Actually they do get caught out from time to time. Germany got caught out doing some cyber-espionnage a while back and it's an open secret in France that we've got a big economic intelligence programme going on.

It's still mainly defensive or neutral work, however, because the strategic vision that our governments (and if it comes to that most of the IT guys as well) have is a defensive one. There are some technical problems (an offensive strategy depends on numbers, and it'd have to be kept discreet for PR/legality reasons: contradictory imperatives in other words), but they're not insurmountable (you could get away with running an offensive inforwars programme by saying that it would only be used in times of war, no one would like it but you wouldn't be breaking and rules really), the real problem is this vision that we have of our webspace as a sort of citadel that must be defended against outsiders.

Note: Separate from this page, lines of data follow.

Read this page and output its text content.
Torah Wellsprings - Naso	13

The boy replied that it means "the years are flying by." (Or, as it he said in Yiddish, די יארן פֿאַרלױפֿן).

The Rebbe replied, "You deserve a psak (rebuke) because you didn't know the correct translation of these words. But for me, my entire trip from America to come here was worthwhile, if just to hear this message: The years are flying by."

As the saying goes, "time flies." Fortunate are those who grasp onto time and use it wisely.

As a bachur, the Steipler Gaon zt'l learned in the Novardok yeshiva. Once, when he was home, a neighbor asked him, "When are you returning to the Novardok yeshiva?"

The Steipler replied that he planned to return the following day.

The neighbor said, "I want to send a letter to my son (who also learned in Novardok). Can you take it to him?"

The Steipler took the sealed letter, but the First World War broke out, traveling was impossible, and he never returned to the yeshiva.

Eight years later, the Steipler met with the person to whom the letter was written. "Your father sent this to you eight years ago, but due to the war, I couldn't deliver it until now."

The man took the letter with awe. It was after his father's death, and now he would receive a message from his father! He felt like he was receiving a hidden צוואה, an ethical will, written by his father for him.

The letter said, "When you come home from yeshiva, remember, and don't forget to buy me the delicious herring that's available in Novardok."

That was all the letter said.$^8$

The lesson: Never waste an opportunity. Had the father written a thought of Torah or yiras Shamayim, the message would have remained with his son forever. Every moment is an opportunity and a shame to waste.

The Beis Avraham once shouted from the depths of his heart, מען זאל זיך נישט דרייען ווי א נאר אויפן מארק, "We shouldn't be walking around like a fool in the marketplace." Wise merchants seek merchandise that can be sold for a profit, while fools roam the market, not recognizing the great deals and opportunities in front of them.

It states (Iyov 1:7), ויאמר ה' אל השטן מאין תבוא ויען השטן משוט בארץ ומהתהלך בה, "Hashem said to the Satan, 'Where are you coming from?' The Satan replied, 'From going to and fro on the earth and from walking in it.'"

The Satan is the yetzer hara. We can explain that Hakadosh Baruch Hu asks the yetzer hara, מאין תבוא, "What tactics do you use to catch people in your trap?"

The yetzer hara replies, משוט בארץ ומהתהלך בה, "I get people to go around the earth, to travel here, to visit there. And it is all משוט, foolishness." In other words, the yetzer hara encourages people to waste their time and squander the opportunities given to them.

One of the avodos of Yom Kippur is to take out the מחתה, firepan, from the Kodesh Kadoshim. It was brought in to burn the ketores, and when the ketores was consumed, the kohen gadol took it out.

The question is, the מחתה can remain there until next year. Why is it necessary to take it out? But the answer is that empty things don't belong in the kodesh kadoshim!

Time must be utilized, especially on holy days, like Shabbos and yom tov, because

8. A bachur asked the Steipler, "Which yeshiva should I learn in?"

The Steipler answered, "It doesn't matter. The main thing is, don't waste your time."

The Chinese vision of it is far more aggressive, not just in terms of DOS attacks but also in terms of misinformation, which seems to be (depite all the hype that the honkers get) their main focus.

__________________
Standard disclaimer: the disgusting statements contained in this post are the views of the poster, and unless specified do not represent the views of the moderators or the site's owners.

Well, ok, yes, but a large part of that comes from the fact that China doesn't have much that people want to steal. While we have lots of things that they want.

Right conclusion, wrong premise.

But I'm talking about war, not theft.

There's no big difference between countries' economic intelligence programmes, sure some are better than others and everyone's got their own specialisation, but there are no real strategic level decisions to be made beyond "to what extent are we going to participate in this?"

__________________
Standard disclaimer: the disgusting statements contained in this post are the views of the poster, and unless specified do not represent the views of the moderators or the site's owners.